I think of Bill’s dad when I think about the secret side of the District of Columbia and our government. I remember Bill saying that he did not know where his dad worked or what exactly it was that he did. But he was in one of the agencies there that worked in the shadows to make things run. What I remember most about that night was how angry his dad was when he got there to find that they had locked me in a cell for speeding. He was fairly adamant that my being locked up for an hour was an act that exceeded the severity of my so-called crime. This must have been somewhere around the time of the “energy crisis” in the mid-seventies, when speed limits were dropped everywhere to 55mph to “conserve fuel”. That would have meant that if I had been going 70 or 75, which had been the speed limit previously on I-95, then the penalty would have been a cash value that I and my friends would not have been carrying, and why were lucky that this happened close to their home. The judge (this was obviously a cash cow speed trap) would not take out of state checks and there were no ATM’s at the time.

This would have been either just before or just after Nixon’s resignation- with Ford’s pardon we did not have much time to revel in thoughts of what sort of justice he might have met otherwise. There is at least some consolation in watching Robert Altman’s little known film, ‘Secret Honor’, which portrayed the rumored emotional self-torture Nixon might have experienced during his exile at his San Clemente beach house. I thought about Bill’s dad during the Cheney-Bush era years later, although chances are he had retired by then. I would like to have imagined that if he had been still in one of the agencies, that he wouldn’t have had anything to do with the dark sites and the torture and the waterboarding and Abu-Graib, but I will never know. I still think about justice denied in the form of George W. Bush’s current political rehabilitation and Dick Cheney’s paranoid self-exile. Neither of them got what they deserved for what they did. In the light of all of that, it makes me skeptical of the outcome of all the current investigations and reportings regarding the Trump Swamp Thing. It just feels like, in spite of all that is wrong here, there will be no justice at the end. I just feel like this will end like the mess with my sister and the family lawyer. In spite of the fact that she grossly violated the terms of my parents’ trust and would have certainly been prosecuted under the recent New Hampshire elder abuse law if she had done what she did a year later when the new law was enacted. As it was, she walked away from it all without so much as a slap on the wrist. And even though there was plenty of evidence that the lawyer was complicit in my sister’s actions, my complaint to the N.H. attorney discipline board was turned down because they had a different way of determining when the statute of limitations ran out, and so the good old lawyer buddy boys gave him a pass, and the local college gave him a great lawyer award for services rendered elsewhere. So I am cynical and skeptical about how the Trump mess will play out. I guess though that I can still hope against hope, and in my extreme doubt that Trump will get anything but a pass, I may have a chance of being otherwise surprised if the special counsel nails him to the wall.
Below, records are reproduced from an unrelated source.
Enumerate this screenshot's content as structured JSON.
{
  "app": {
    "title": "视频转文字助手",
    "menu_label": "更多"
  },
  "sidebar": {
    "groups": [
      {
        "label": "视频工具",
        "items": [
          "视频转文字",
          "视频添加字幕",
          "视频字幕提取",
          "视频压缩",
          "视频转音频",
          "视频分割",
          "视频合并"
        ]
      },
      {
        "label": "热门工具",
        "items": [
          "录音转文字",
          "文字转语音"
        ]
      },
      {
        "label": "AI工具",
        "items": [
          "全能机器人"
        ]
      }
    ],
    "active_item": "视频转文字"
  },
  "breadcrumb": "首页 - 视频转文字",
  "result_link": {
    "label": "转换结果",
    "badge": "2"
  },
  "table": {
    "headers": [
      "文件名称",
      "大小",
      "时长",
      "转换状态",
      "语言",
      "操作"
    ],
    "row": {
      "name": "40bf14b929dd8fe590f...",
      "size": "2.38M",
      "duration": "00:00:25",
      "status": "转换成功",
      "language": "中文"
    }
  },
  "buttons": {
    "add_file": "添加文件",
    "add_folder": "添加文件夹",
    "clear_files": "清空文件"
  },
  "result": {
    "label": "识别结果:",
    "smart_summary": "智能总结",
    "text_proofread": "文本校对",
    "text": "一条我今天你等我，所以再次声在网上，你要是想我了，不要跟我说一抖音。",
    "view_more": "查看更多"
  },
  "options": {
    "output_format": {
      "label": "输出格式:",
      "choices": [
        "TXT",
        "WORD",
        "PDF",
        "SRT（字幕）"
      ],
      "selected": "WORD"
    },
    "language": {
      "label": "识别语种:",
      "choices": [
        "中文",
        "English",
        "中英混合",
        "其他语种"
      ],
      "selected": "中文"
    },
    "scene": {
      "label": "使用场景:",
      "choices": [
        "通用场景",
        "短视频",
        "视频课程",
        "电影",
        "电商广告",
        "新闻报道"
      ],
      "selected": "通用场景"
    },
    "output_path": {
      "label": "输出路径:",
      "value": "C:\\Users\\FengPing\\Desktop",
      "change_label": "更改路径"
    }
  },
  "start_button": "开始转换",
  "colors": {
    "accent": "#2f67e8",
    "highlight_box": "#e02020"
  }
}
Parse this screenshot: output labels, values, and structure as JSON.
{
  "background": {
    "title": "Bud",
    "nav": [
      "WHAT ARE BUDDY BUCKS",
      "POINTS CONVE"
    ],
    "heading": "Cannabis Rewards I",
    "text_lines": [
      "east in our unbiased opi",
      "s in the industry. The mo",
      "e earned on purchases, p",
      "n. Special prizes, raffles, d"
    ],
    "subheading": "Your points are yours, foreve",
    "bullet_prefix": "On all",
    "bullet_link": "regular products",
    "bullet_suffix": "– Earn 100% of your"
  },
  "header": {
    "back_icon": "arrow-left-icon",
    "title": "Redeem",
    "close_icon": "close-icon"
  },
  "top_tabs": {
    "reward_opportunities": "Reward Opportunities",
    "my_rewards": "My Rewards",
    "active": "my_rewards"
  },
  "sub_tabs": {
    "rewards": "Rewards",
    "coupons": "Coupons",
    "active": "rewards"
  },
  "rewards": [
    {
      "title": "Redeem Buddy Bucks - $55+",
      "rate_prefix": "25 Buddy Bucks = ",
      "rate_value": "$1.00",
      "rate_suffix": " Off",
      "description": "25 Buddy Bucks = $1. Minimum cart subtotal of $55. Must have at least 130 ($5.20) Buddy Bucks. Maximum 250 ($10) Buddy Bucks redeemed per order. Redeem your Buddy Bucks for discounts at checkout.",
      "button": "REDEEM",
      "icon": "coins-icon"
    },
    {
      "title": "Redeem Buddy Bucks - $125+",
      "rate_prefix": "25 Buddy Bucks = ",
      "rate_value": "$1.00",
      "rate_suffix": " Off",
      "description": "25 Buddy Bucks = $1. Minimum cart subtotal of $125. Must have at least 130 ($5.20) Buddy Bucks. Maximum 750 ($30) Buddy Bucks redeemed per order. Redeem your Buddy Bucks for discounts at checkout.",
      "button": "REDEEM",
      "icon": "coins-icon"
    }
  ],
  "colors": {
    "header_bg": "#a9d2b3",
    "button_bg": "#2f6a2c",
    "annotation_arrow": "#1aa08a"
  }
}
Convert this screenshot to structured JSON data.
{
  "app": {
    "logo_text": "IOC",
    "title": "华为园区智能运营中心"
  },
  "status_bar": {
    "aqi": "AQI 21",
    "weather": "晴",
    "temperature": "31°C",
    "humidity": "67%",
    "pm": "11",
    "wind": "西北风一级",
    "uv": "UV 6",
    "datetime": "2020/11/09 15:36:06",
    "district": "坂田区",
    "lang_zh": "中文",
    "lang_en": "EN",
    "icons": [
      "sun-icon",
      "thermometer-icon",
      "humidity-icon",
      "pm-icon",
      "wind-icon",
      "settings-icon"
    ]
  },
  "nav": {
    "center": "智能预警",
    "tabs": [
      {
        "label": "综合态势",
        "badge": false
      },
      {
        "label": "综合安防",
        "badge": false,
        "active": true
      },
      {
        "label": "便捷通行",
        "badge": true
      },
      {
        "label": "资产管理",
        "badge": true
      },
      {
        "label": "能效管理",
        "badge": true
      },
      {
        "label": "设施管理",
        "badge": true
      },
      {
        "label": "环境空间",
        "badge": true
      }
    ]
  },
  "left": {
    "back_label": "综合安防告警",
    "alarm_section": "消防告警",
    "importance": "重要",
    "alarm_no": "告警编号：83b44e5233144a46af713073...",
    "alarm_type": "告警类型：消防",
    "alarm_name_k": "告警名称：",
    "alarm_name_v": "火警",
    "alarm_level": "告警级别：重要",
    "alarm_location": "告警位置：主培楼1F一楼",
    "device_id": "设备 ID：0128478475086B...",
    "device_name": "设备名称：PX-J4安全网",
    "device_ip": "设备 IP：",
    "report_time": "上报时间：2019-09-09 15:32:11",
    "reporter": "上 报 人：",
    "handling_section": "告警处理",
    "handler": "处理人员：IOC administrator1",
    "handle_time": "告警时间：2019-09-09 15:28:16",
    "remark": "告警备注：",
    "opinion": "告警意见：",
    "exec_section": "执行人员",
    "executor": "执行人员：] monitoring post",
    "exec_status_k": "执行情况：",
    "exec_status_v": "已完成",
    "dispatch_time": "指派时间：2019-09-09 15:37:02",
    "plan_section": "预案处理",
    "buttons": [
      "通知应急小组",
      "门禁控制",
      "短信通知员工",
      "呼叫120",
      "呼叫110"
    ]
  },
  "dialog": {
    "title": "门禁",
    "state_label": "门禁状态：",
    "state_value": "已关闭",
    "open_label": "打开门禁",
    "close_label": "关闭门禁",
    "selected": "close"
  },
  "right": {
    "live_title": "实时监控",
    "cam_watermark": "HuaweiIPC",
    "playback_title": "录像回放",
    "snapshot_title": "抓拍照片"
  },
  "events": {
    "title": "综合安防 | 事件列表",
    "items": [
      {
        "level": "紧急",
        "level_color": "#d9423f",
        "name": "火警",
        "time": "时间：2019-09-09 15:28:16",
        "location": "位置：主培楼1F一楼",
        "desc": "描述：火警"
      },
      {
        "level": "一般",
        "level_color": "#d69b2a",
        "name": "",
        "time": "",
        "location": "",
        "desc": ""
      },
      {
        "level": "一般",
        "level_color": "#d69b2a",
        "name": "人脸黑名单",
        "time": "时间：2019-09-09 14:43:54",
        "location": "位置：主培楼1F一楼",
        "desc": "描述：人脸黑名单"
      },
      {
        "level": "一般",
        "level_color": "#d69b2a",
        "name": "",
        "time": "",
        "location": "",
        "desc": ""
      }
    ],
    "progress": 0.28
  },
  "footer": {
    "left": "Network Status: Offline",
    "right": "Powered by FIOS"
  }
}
As always, I will leave the so-called breath-holding to the free divers of the world, and otherwise just muddle along here on the surface. Getting back to my current pet dilemma, I am fairly to mostly certain that when Elle is in the crate in the middle of the room with the cone on, all the pets feel her pain. I’m just sorry I can’t tell her why I’m tying on the cone and locking the door, but I guess if I could I wouldn’t have to put her in there in the first place.